Your contributions are always appreciated @jdaviescoates , let me add. I just think the number of the people who you think don't subscribe or contribute due to Cloudron's current licence (and thus who would pay if the licence changes) simply does not outweigh the masses who would flock to the type of OS you prefer and then clamor for Support, not get it, complain, and torpedo Cloudron's rep. Cloudron really has found a good balance (from what I can tell).
-
“Classic Open Source” needs to change because it’s been taken over by corporate free loading. I’m very much in support of Cloudron’s “source available” approach.
I actually totally agree with a “subscriber walled forum”. Communicating in forums uses scarce people time. Copying source code takes no time. Which is why I advocate for permissive source but gated “community” access.
And of course — licenses can evolve. For instance, the Big Time License is free to use for companies less than 20 people and/or less than $1MUSD in revenue. It’s not an open source license as defined by the OSI, but it’s a great “fair” license.
But no charge for code is still separate from subscription/ service fees!
-
@marcusquinn my main point was that there is zero marginal cost to copying bits of code and there are infinite copies of the source code, and that all the expensive time is eg responding to Gitlab issues from non-paying subscribers, which uses scarce people time who only have so many hours in the day.
Whether it’s an effective conversion tool to paying subscribers is a separate issue.
-
@bmann there's always opportunity-cost in anything. Worked in technology for 30 years, and its a constant triage between what you can do technically, and what you can do realistically.
Given such a significant amount of people's and enterprises software is closed-source, I don't know that the choice would hinder sales, because for every decider that finds that a blocker for them, there will be another that makes decisions based on other criteria, that might very well be better because of the time invested in features that might not have otherwise been.

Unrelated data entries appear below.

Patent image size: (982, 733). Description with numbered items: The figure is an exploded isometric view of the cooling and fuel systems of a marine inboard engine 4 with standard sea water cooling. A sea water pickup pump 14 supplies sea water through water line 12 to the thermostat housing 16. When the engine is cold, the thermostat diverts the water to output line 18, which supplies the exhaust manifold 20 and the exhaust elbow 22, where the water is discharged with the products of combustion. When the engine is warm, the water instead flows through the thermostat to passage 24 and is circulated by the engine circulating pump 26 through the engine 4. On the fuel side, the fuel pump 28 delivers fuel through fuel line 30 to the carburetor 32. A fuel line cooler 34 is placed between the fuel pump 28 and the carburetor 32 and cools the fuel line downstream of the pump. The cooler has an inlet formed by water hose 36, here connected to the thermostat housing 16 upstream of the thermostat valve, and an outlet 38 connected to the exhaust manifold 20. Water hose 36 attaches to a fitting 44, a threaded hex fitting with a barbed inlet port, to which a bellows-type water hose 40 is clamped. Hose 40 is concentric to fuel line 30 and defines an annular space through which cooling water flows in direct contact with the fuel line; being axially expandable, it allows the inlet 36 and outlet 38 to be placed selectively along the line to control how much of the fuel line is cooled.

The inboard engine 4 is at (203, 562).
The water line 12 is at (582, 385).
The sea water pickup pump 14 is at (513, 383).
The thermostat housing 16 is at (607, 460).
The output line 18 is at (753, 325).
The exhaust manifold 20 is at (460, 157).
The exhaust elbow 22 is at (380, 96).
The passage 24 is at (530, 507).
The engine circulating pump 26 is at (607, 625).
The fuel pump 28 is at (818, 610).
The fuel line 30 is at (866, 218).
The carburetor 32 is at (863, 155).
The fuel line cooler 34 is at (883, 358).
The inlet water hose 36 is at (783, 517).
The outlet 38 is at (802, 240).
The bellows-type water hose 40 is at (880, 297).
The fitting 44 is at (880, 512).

I'm a fan of reliability, open-source is one way to help with that, but it's not the only metric. I think that the current model is sufficiently transparent, and suits the size of the team. Given reliability as been more than good enough for me for many years, I think that there's many other things still on the roadmap that are more valuable. Maybe some times things will change, but I don't know that bending wills to suit some, wouldn't come at a cost to others, otherwise it would have already been done.
-
I currently believe the real reason for not changing the license is very simple: if it's not broken, don't fix it.

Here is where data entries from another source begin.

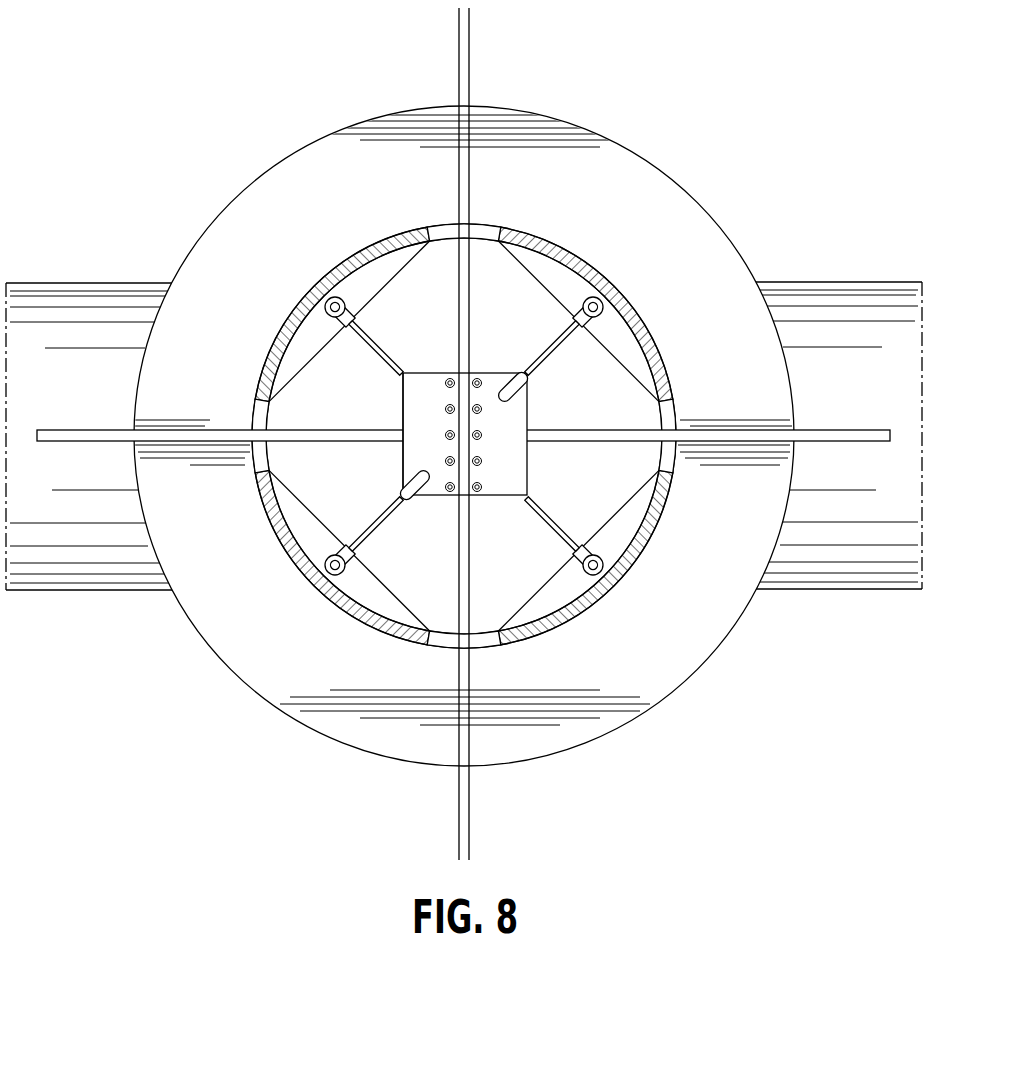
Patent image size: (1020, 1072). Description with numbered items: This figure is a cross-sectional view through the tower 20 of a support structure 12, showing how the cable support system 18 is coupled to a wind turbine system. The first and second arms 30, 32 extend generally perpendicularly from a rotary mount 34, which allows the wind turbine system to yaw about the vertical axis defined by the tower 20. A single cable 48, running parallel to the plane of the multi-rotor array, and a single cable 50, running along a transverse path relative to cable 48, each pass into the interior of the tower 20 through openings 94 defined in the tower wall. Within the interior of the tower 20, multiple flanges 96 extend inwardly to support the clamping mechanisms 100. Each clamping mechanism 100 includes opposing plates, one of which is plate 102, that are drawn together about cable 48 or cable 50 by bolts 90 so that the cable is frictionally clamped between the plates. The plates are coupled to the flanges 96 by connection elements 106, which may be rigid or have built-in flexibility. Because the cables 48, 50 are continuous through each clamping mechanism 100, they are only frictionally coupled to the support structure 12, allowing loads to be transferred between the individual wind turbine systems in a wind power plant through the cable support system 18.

The support structure 12 is at (456, 429).
The cable support system 18 is at (53, 424).
The tower 20 is at (617, 285).
The first arm 30 is at (60, 281).
The second arm 32 is at (862, 280).
The rotary mount 34 is at (731, 236).
The cable 48 is at (88, 429).
The cable 50 is at (470, 30).
The bolts 90 is at (480, 379).
The openings 94 is at (447, 225).
The flanges 96 is at (285, 388).
The clamping mechanism 100 is at (400, 392).
The plate 102 is at (401, 455).
The connection elements 106 is at (381, 350).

And when you think like this, then Cloudron is working as intended:
- provides stable income for @girish and @nebulon
- self-hosting apps (mostly free software) becomes a solved problem
- platforms continuously gets updated and improved
- customers are happy, even if some like me and @jdaviescoates are not happy with the license, yet continue to use it.
The only problem that was set to be solved and currently isn't is the idea of providing financial support to upstream apps.

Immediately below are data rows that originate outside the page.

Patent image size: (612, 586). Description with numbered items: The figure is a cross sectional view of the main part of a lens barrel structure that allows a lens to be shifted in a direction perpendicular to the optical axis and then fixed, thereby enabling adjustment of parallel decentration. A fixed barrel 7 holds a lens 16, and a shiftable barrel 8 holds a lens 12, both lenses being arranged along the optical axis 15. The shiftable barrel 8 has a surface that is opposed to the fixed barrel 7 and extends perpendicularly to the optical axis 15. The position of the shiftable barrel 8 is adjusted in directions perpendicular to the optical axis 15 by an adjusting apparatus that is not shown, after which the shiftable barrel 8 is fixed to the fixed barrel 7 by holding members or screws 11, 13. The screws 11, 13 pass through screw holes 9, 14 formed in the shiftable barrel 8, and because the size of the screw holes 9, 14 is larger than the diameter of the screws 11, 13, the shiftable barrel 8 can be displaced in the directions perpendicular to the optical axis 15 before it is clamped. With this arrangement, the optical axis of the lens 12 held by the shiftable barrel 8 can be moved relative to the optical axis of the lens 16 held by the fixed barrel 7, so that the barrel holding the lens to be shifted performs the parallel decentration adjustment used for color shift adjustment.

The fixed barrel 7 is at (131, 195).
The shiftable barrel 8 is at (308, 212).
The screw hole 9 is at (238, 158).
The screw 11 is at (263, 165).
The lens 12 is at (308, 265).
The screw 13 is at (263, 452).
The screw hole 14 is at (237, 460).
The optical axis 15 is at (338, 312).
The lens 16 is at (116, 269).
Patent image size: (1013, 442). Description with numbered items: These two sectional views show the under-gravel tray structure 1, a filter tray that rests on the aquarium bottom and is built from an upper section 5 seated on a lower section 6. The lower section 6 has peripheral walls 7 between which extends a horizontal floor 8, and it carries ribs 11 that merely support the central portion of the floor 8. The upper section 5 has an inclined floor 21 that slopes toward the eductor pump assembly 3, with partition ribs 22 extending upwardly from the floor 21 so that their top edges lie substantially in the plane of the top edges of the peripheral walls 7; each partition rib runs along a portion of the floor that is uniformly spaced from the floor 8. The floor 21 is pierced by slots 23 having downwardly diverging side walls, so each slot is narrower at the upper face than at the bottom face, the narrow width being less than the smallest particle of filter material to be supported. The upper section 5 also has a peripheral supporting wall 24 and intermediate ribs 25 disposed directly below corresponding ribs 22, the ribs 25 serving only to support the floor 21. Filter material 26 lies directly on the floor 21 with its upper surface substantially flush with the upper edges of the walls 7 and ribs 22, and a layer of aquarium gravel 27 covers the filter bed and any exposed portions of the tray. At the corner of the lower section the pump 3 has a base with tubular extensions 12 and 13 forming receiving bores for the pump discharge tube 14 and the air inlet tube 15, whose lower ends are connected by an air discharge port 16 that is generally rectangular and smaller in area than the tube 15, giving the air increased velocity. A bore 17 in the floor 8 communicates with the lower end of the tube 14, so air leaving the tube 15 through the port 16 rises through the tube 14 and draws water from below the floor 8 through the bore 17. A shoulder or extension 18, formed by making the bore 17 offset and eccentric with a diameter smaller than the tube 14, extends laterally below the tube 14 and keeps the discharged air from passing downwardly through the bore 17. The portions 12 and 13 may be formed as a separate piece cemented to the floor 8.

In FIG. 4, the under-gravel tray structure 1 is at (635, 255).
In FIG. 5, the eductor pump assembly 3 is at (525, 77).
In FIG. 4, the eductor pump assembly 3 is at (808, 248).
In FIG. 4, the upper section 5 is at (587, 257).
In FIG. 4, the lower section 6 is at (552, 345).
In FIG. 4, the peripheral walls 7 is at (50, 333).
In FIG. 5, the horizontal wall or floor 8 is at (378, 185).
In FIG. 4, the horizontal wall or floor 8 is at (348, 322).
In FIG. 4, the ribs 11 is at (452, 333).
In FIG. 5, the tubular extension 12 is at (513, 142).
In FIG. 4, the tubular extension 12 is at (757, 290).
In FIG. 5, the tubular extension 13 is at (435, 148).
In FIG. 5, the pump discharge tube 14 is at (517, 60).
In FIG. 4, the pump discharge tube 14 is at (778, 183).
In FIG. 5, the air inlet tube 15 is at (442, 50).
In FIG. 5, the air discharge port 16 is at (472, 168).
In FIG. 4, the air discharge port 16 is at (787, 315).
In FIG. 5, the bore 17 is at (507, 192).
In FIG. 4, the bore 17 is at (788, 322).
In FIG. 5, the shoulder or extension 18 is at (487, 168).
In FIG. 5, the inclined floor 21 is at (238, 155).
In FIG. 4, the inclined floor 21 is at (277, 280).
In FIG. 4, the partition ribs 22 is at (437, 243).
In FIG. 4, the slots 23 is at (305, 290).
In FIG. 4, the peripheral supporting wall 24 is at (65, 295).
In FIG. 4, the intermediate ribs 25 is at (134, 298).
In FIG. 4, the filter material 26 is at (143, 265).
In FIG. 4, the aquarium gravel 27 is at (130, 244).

And I can't blame anyone for thinking like this, outside of ideological reasons and values.
-
@ruihildt Great take on it.
As an aside: There's other ways to contribute towards open-source, than with code or money.
Just using it and reporting issues and feature suggestions is also free labour, that closed-source projects would have to pay for, same for security-testing.
The way I see it is, I pay for things with my time, attention, faith, and opportunity-cost, and risk-taking. If I was making money from something, then I also pay with money.
There's many ways to be a free user and benefit a project, this whole community is also a great example of that symbiotic relationship.